Operazione muri puliti: costerà 5 milioni di euro il piano anti-graffiti

A parole, il Comune ce la mette tutta per restituire alla città un aspetto degno di una capitale europea. A fronte del proliferare di graffiti e manifesti sui muri e, spesso, sui monumenti di Roma, il sindaco Walter Veltroni ha annunciato ieri in Campidoglio il lancio dell’operazione «mura pulite». Dal 16 luglio 38 squadre del nucleo decoro urbano pattuglieranno la città dalle 7 alle 20 in cerca di scritte da cancellare e locandine da rimuovere.
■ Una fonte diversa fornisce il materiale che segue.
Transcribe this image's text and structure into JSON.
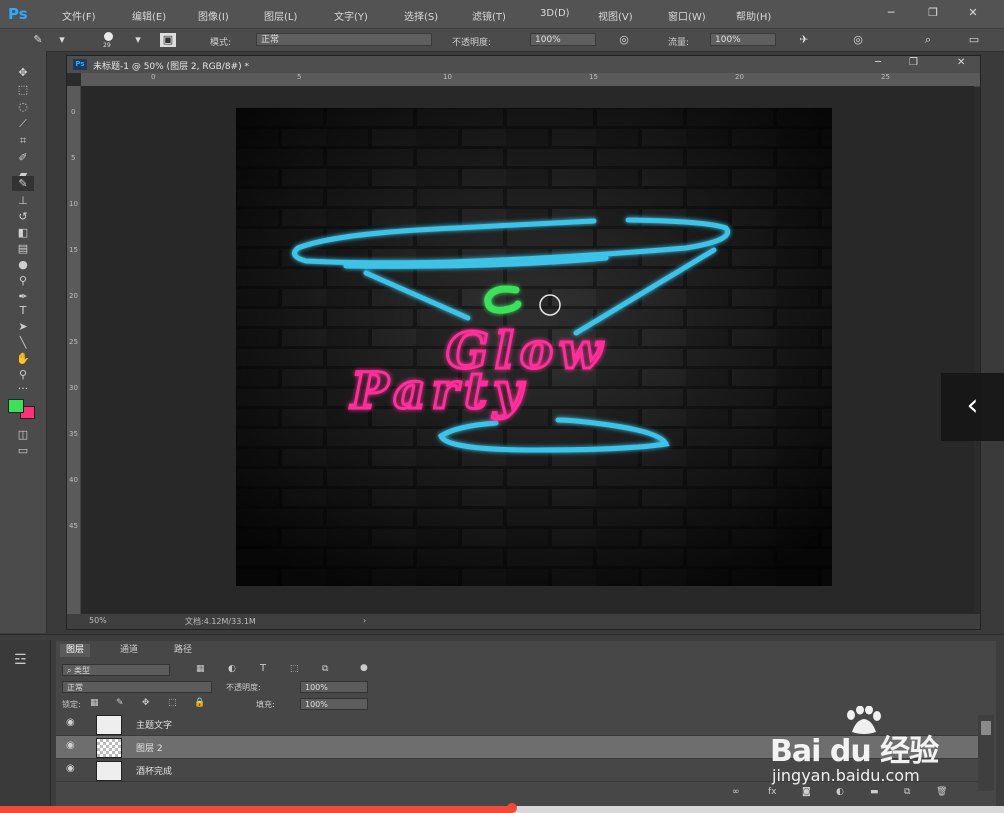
{
  "app": {
    "logo": "Ps",
    "menu": [
      "文件(F)",
      "编辑(E)",
      "图像(I)",
      "图层(L)",
      "文字(Y)",
      "选择(S)",
      "滤镜(T)",
      "3D(D)",
      "视图(V)",
      "窗口(W)",
      "帮助(H)"
    ]
  },
  "options": {
    "brush_size": "29",
    "mode_label": "模式:",
    "mode_value": "正常",
    "opacity_label": "不透明度:",
    "opacity_value": "100%",
    "flow_label": "流量:",
    "flow_value": "100%"
  },
  "document": {
    "tab_title": "未标题-1 @ 50% (图层 2, RGB/8#) *",
    "ruler_h": [
      "0",
      "5",
      "10",
      "15",
      "20",
      "25"
    ],
    "ruler_v": [
      "0",
      "5",
      "10",
      "15",
      "20",
      "25",
      "30",
      "35",
      "40",
      "45"
    ],
    "zoom": "50%",
    "doc_info": "文档:4.12M/33.1M",
    "artwork": {
      "line1": "Glow",
      "line2": "Party",
      "glass_color": "#3cc3e8",
      "text_color": "#ff2f9a",
      "olive_color": "#3ee05a"
    }
  },
  "layers_panel": {
    "tabs": [
      "图层",
      "通道",
      "路径"
    ],
    "filter_kind": "类型",
    "blend_mode": "正常",
    "opacity_label": "不透明度:",
    "opacity_value": "100%",
    "lock_label": "锁定:",
    "fill_label": "填充:",
    "fill_value": "100%",
    "layers": [
      {
        "name": "主题文字",
        "selected": false
      },
      {
        "name": "图层 2",
        "selected": true
      },
      {
        "name": "酒杯完成",
        "selected": false
      }
    ]
  },
  "colors": {
    "foreground": "#3ee05a",
    "background": "#ff2f7a"
  },
  "watermark": {
    "text": "Bai du 经验",
    "url": "jingyan.baidu.com"
  },
  "video": {
    "progress_percent": 51
  }
}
Ciascuna squadra sarà composta da tre uomini e sarà munita di sabbiatrici e macchine idropulitrici. Attualmente, i nuclei in azione sono solo otto: quattro si concentrano nel centro storico, gli altri si dividono il resto della città. L’operazione avrà termine a dicembre e costerà tre milioni di euro. Se si aggiungono le spese per i presìdi del centro storico e per i materiali, si arriva a cinque milioni per cinque mesi e mezzo di interventi. Il piano prevede anche una pulitura straordinaria dei ponti e un monitoraggio speciale del centro storico.
«Nei primi sei mesi di quest’anno - è il bilancio di Veltroni - abbiamo rimosso 81.985 mq di scritte dai muri, 107.076 manifesti, 246.746 locandine, 75.022 adesivi, e abbiamo realizzato 7530 interventi di bonifica e sfalcio delle aree verdi. Inoltre, gli autori delle affissioni sono stati puniti con multe che arrivano anche a mille euro». Nonostante queste cifre, però, molte situazioni non sono ancora state risolte. Secondo il presidente del Centro studi sulla mobilità e i trasporti, Omar Cugini: «Un piano di intervento per il decoro urbano è necessario per restituire alla città un aspetto più pulito. Malgrado le segnalazioni inviate nei giorni scorsi agli uffici comunali, le scritte che campeggiano sul muro dell’acquedotto a Porta Maggiore sono ancora al loro posto, a deturpare un monumento storico della città». Il Cesmot ha anche definito un «palliativo» la proposta fatta dal Comune al ministero dell’Interno di vendere le bombolette di vernice solo ai maggiorenni e di raddoppiarne il prezzo per scoraggiare gli eventuali «graffitari».
«L’ideale sarebbe la creazione di spazi appositi per i writers. Quando questi ultimi sono stati allestiti, ad esempio a Monte Mario o al Nuovo Salario, hanno avuto successo e contribuito ad abbellire la città con opere d’arte urbana. Sarebbe paradossale - ha concluso Cugini - se il Comune, che qualche anno fa si è affrettato a cancellare i graffiti di Keith Haring, il famoso artista newyorkese, dalle vetrate di ponte Nenni, ora tollerasse la presenza di “scarabocchi“ sui muri della città».